The Medieval Bhuiyan, Raja Basanta Ray, uncle of Pratapaditya the King of Jessore, (now in Bangladesh) probably built the first Temple here. This temple was situated on the banks of river Adi Ganga. The Temple Complex is laid out in the following manner. The natmandir, a hall attached to the Garbh Griha sanctum sanctorum is in the southern wing while Shiva's temple is situated in the north-eastern wing. There is a temple dedicated to Radha Krishna built in 1843 by a zamindar of Bhaowali.

The Kalighat temple in its present form is only about 200 years old, although it has been referred to in Mansar Bhasan composed in the 15th century, and in Kavi Kankan Mukunda Das Chandi Mangal of the 17th century. Mention of the Kali temple is also found in Lalmohon Bidyanidhis's "Sambanda Nirnoy".

The image of Kali in this temple is unique. It does not follow the pattern of other Kali images in Bengal. The present idol of touchstone was created by two saints -- Atmaram Brahmachari and Brahmananda Giri.

However, the image here is older than what meets the eye. Originally thought to have been worshipped and created by the Hindu All-Father Brahma, there are accounts from antiquity, which say that there was a mound or stupa here, which was called as Brahma'r Dhipi. And the image of the Kali here was present on the Dhipi or the mound, being worshipped regularly. Hundreds of years before Brahmananda GIri and Atmaram Brahmachari even reached this place. 

Presently, the mother goddess has three huge eyes, a long protruding tongue and four hands all of which are made of gold.

The hands of the goddess was originally made out of silver, and had been donated by Gokulchandra Ghoshal, the Diwan of the East India Company, who had been appointed to the post right after the Battle of Plassey. which had been later replaced by gold hands donated by a man named Kalicharan Mullick. The crown on the Devi's head had been donated by Ramnarayan Sarkar of Beleghata.

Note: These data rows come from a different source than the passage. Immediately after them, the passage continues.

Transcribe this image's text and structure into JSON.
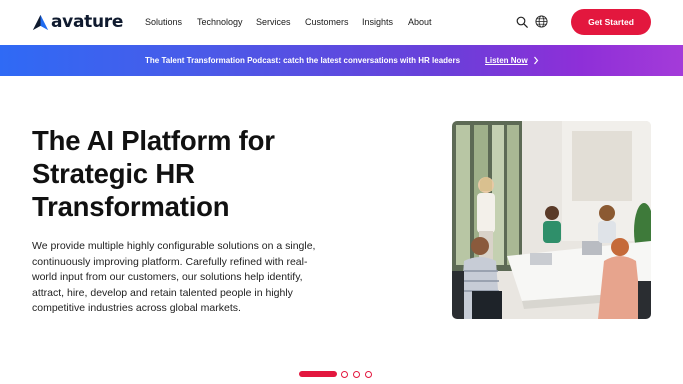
{
  "header": {
    "logo_text": "avature",
    "nav": [
      "Solutions",
      "Technology",
      "Services",
      "Customers",
      "Insights",
      "About"
    ],
    "cta_label": "Get Started",
    "icons": {
      "search": "search-icon",
      "language": "globe-icon"
    }
  },
  "banner": {
    "text": "The Talent Transformation Podcast: catch the latest conversations with HR leaders",
    "link_label": "Listen Now"
  },
  "hero": {
    "title_lines": [
      "The AI Platform for",
      "Strategic HR",
      "Transformation"
    ],
    "body_lines": [
      "We provide multiple highly configurable solutions on a single,",
      "continuously improving platform. Carefully refined with real-",
      "world input from our customers, our solutions help identify,",
      "attract, hire, develop and retain talented people in highly",
      "competitive industries across global markets."
    ]
  },
  "carousel": {
    "slides": 4,
    "active_index": 0
  },
  "colors": {
    "accent": "#e3173e",
    "brand_dark": "#0f1a2e",
    "logo_blue": "#1f6bf0",
    "banner_start": "#2f6af5",
    "banner_end": "#a43bd9"
  }
}
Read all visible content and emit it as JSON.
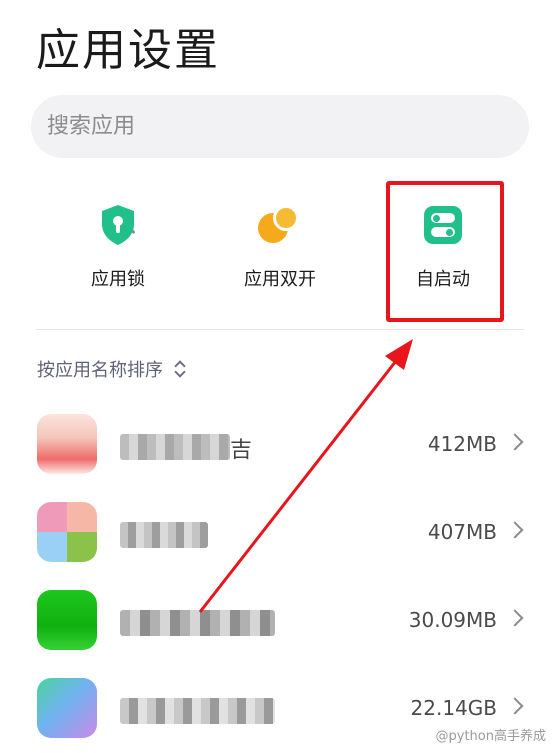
{
  "header": {
    "title": "应用设置"
  },
  "search": {
    "placeholder": "搜索应用"
  },
  "features": [
    {
      "label": "应用锁",
      "icon": "shield-lock-icon",
      "color": "#21c08b"
    },
    {
      "label": "应用双开",
      "icon": "dual-circle-icon",
      "color": "#f6a91b"
    },
    {
      "label": "自启动",
      "icon": "toggle-switch-icon",
      "color": "#21c08b",
      "highlighted": true
    }
  ],
  "sort": {
    "label": "按应用名称排序"
  },
  "apps": [
    {
      "name_visible": "吉",
      "size": "412MB"
    },
    {
      "name_visible": "",
      "size": "407MB"
    },
    {
      "name_visible": "",
      "size": "30.09MB"
    },
    {
      "name_visible": "",
      "size": "22.14GB"
    }
  ],
  "annotation": {
    "box_color": "#e8161c",
    "arrow_color": "#e8161c"
  },
  "watermark": {
    "text": "@python高手养成"
  }
}
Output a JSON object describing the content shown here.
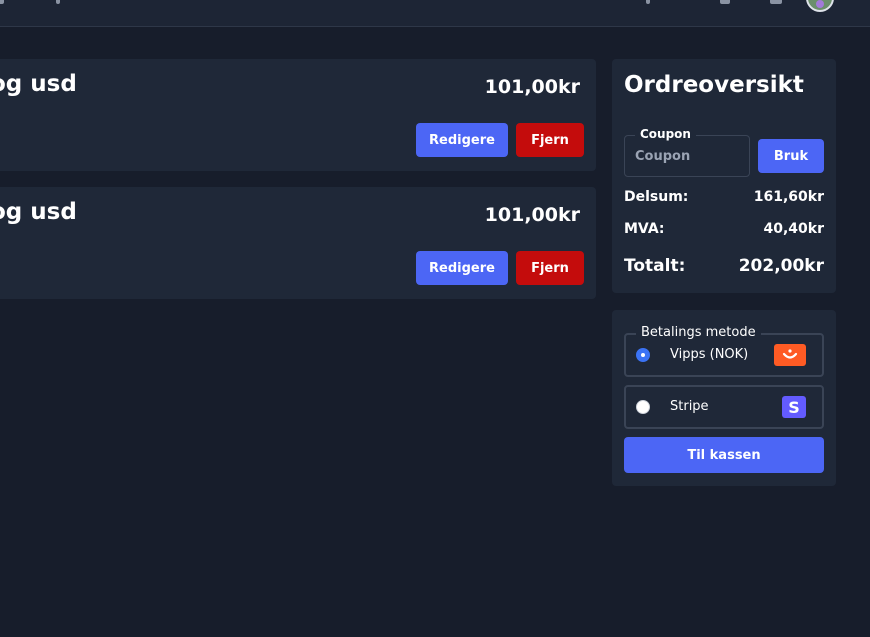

The iconic golden tongue had been donated by Raja Indrachandra Shingho of Paikpara, and the Garland of heads that the goddess wears had been donated by the Maharaja of Patiala.  Nepal's former Army Chief had donated the Umbrella on top of the goddess' head. 

Out of the four hands, the top left hand holds a Kharga or a Scimitar, the bottom left holds a severed head of the Asura King Shumbha, while the top right hand she shows the Abhay Mudra, and the bottom right hands she shows the Varada Mudra.

Whilst the Scimitar signifies Divine Knowledge, the severed head of the Asura signifies the human Ego which has to be slain by the Divine Knowledge to attain Moksha or one's goal in life.

The Abhay Mudra signifies that the Goddess is always there with her devotees, protecting them from harm, while the Varada Mudra shows the benevolence and the soft-heartedness of the Devi, showering her devotees with divine and material blessings.

Kalighat temple has references in 15th century texts. The original temple was a small hut. The present temple was built by the Sabarna Roy Choudhury family of Barisha in 1809. They offered 595 bighas of land to the Temple deity so that worship and service could be continued smoothly. It is believed by some scholars that the name Calcutta was derived from Kalighat. Historically, traders halted at Kalighat to pay patronage to the goddess. The temple was initially on the banks of Hooghly. The river over a period of time has moved away from the temple. The temple is now on the banks of a small canal called Adi Ganga, connecting to Hooghly. The present Dakshina Kali idol of touchstone was created in 1570 CE by two saints - Brahmananda Giri and Atmaram Giri based on the idol of Mata Bhuvaneshwari, the Kuladevi of Sabarna Roy Choudhury family. It was Padmabati Devi, the mother of Laksmikanta Roy Choudhury who discovered the fossils of Sati's finger in a lake called Kalikunda. This made Kalighat as one of the 51 Shakti Pithas.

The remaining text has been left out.